I can’t say the sun is going down.
We haven’t seen the sun for two months.
I am sitting in the blue chair listening to this stillness.
The only sound: the occasional gurgle of tea
coming out of the pot and into the cup.
How can this be?
Such calm, such peace, such solitude
in this world of woe.
I have come to appreciate David Budbill’s spare and thoughtful poems. As his daughter said, he lived ‘a remote yet engaged life’, in rural Vermont, in ‘contemplation of life’s big questions’. I find his poems simple but far from simplistic.

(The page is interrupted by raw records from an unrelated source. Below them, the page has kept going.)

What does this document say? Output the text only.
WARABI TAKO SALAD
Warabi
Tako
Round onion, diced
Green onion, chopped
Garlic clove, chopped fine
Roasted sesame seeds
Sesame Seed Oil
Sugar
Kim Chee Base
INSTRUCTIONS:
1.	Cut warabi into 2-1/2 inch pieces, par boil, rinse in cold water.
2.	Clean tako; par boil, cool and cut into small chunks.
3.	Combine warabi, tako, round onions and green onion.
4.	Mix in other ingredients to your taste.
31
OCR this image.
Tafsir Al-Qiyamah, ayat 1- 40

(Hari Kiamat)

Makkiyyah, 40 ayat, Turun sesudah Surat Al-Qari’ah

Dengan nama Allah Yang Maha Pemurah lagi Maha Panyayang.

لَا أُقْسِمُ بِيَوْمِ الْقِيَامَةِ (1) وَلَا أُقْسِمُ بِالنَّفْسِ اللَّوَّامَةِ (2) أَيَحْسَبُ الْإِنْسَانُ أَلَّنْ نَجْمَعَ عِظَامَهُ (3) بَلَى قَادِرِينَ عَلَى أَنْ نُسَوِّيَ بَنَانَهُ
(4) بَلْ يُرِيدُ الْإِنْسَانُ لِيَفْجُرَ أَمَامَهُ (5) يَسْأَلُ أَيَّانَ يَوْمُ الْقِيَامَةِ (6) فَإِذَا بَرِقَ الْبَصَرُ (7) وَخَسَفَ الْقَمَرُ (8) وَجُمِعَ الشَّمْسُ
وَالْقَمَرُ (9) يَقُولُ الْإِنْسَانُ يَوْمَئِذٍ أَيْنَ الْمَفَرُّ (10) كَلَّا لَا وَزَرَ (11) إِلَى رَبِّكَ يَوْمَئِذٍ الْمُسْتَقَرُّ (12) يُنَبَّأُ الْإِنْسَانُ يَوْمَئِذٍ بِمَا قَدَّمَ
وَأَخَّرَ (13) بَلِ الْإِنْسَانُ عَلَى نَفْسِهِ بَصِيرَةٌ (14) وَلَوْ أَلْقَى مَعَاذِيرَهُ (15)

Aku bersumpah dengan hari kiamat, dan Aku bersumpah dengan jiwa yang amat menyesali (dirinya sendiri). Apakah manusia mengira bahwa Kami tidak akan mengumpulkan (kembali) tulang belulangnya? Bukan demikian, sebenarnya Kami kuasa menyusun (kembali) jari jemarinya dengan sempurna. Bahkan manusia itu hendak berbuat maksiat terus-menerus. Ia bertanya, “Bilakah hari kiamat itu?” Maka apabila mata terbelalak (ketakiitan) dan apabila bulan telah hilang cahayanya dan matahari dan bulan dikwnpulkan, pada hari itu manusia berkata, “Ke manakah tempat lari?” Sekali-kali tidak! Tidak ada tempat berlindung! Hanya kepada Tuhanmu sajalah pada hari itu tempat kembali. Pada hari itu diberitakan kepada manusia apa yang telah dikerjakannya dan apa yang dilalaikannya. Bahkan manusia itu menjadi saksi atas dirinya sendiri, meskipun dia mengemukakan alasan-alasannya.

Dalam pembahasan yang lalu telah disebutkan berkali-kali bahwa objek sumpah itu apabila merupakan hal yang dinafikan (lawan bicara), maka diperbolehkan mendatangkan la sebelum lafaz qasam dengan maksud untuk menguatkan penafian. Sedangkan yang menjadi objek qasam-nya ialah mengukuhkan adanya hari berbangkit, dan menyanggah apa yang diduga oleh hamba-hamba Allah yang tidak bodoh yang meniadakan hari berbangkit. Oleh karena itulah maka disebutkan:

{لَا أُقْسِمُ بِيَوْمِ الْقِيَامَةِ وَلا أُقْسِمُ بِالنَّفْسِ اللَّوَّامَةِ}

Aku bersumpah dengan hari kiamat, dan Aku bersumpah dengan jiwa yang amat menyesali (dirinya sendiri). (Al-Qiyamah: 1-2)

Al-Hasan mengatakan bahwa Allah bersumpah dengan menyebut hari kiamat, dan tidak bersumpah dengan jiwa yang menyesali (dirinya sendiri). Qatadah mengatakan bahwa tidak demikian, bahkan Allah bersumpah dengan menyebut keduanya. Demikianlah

You cat-lovers will recognize the iconic image of your cat sitting on the back of the sofa watching the softly falling snow at the end of the day. As to that last bit of gray light, he refuses to admit that the sun is setting. It’s more that We haven’t seen the sun for two months, – winter in northern climes. But, he adds, Who cares? so what?
He tells us the lack of sunshine is irrelevant when one is listening to this stillness, only the sound of tea being poured into a cup, a music you may well recognize. And here is the question: How can this be? The sound of such stillness on a January afternoon: Such calm, such peace, such solitude / in this world of woe. How is it possible this quietude exists in the tumult of this world?
I would say that it exists in this poem; may you find the solace of calm and peace and solitude in your days.